Overall 1999 was rather quiet for dragonflies as the weather conspired to give some very wet periods at times. Weather systems also denied any movements of foreign species in to the mainland although there was a small influx of Lesser Emperors Anax parthenope into Britain in early July.
In May/June, survey work on the Club-tailed Dragonfly Gomphus vulgatissimus continued, this time along the upper reaches of the River Teme. Rather like its move up the River Avon this species has shown a steady expansion up the River Teme as well. Before 1999 records were only found up the river as far as Eardiston where it then became very difficult to find proof of breeding. This year however the Club-tailed Dragonfly was found in seven new 1km squares right up to Tenbury. After Tenbury the river does get rockier in nature and does not seem suitable for this species which generally prefers silty beds.

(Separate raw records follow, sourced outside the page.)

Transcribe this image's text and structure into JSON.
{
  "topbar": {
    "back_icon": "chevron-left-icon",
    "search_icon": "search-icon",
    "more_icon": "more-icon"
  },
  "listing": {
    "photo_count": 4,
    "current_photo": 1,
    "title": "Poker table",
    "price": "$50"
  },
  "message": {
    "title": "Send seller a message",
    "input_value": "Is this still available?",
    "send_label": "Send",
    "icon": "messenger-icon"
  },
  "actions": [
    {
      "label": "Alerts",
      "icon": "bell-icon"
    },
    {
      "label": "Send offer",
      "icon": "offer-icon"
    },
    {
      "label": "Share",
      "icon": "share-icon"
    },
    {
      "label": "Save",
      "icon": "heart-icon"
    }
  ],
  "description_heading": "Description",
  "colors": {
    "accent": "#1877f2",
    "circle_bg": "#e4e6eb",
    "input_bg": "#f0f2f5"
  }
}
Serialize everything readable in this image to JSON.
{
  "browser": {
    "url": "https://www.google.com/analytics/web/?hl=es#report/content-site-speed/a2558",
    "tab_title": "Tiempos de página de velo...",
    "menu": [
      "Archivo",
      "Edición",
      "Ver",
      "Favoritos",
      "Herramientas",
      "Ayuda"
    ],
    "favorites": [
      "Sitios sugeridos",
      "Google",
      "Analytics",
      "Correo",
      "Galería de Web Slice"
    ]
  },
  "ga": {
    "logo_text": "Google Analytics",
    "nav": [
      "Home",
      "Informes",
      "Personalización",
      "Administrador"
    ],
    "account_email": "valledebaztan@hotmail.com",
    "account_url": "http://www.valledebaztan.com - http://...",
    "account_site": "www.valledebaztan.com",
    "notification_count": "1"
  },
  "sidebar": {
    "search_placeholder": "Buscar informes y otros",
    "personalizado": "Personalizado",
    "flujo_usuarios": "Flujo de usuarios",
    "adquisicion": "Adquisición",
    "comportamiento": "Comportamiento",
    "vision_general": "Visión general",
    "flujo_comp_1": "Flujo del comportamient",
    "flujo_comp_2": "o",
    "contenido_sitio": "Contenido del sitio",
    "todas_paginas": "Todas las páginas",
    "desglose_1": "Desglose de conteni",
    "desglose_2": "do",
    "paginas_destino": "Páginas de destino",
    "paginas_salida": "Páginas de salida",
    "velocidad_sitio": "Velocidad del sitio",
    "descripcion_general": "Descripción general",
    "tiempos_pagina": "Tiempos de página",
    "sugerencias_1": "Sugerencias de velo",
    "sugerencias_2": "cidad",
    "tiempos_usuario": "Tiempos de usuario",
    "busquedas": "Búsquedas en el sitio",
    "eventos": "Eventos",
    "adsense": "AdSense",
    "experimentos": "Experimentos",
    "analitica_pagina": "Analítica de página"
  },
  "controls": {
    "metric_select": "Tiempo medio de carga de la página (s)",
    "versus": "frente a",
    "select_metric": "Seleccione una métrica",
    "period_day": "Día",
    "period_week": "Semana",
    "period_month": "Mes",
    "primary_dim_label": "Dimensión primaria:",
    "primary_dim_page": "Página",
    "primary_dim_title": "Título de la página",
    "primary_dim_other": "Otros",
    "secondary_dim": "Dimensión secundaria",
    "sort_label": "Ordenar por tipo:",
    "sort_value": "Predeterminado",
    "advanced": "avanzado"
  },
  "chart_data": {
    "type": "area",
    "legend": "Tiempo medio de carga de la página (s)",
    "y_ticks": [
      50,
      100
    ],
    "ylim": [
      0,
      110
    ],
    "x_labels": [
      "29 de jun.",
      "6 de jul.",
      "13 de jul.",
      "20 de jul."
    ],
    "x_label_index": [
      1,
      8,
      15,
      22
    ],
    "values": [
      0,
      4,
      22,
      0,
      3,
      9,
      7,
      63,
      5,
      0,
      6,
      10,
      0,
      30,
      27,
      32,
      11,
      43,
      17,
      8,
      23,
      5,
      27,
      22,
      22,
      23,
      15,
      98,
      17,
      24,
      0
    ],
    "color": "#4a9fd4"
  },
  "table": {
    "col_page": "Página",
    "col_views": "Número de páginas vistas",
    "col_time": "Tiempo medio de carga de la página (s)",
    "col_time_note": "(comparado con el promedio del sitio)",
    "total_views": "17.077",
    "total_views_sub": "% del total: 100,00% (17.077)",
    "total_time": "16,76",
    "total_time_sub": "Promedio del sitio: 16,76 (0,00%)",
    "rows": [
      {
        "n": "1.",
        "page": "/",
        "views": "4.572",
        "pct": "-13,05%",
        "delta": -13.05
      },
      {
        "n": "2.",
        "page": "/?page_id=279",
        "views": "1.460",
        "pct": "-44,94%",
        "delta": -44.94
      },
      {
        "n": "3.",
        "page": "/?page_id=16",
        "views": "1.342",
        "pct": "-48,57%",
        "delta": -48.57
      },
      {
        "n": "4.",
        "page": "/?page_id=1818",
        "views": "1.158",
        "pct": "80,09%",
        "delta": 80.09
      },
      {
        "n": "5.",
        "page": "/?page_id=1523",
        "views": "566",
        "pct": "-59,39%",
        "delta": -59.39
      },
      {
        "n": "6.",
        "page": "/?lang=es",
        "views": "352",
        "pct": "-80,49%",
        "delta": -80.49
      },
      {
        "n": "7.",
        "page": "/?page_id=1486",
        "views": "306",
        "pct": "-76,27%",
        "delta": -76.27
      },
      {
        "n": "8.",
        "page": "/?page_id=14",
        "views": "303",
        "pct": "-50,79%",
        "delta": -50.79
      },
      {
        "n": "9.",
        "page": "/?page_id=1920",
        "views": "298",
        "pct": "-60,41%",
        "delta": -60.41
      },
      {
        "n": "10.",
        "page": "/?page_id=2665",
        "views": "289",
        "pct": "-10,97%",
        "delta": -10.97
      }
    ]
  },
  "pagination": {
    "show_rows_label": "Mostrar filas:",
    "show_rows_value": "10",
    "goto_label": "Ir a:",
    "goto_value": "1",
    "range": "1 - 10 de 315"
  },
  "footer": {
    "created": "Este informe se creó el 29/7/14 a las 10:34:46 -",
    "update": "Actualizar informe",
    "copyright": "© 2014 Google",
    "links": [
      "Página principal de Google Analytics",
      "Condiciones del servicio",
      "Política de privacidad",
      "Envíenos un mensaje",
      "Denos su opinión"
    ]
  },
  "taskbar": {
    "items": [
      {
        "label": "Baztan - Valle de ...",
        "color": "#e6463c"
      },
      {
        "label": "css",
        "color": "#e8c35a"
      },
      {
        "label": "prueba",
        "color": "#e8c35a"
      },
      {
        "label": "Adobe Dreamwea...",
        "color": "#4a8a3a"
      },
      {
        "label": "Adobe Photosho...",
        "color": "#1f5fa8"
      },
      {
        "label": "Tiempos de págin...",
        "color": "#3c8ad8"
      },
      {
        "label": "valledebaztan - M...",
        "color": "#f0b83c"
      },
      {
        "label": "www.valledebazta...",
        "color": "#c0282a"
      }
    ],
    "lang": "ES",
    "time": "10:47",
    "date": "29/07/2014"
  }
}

The whole issue of why The Club-tailed Dragonfly is expanding its range is an interesting one when taken in context with other rarer river dragonflies in the country which are not doing as well.
At Bewdley, the long running survey of the Club-tailed Dragonfly counted the third highest total of emergences in the 13 years of the study.
Although just over the border in Shropshire, there were good sightings of The Club-tailed Dragonfly displaying and pairing over stands of Comfrey at Highley Country Park. This was interesting because such activity is not often seen. If you do see any pairing and especially ovipositing please let me know.
There were a few reports of the Common Hawker Aeshna juncea this year with larval cases being found again at Bayton, although none of these hawkers were seen again at Bodenham Arboretum following the emergences in 1998.
Following the sightings of Red-veined Darter Sympetrum fonscolombei last year at Kemerton, it was disappointing that no records were reported this year. This is not to say that there definitely were not any but it would be very difficult to spot freshly emerged dragonflies from a small clutch as they usually fly away from the emergence site straight away. However despite examining many exuviae none proved to be Red-veined Darter.
A good batch of records were again taken at Ipsley Alders this year but the Black Darter Sympetrum danae was not seen. Gary Farmer did however record this species at an unexpected site somewhere else near Redditch.
All sorts of changes are taking place in dragonfly movements at the moment and just when you thought you were safe with one red eyed damselfly to identify, we may soon have another to cope with as the Small Red-eyed Damselfly Erythromma viridulum has now been recorded in Essex. Although E. viridulum can be seen to be a bit smaller than E. najas when together, a better identification for the males is the presence of blue sides to segments 2 and 8 in the former.
Finally a word about not assuming what you see is always the obvious. Apart from the common Emperor Anax imperator, there is now the Vagrant Emperor Hemianax ephippiger, Lesser Emperor Anax parthenope and The American Emperor or Green Darner Anax junius to look for. As a final tip there could also be the Southern Migrant Hawker Aeshna affinis which is like the migrant Hawker Aeshna mixta only all the abdominal segments are a striking sky blue in the male.
(Apologies to Mike - this article should have appeared in the November 1999 issue but I mislaid it! Ed.)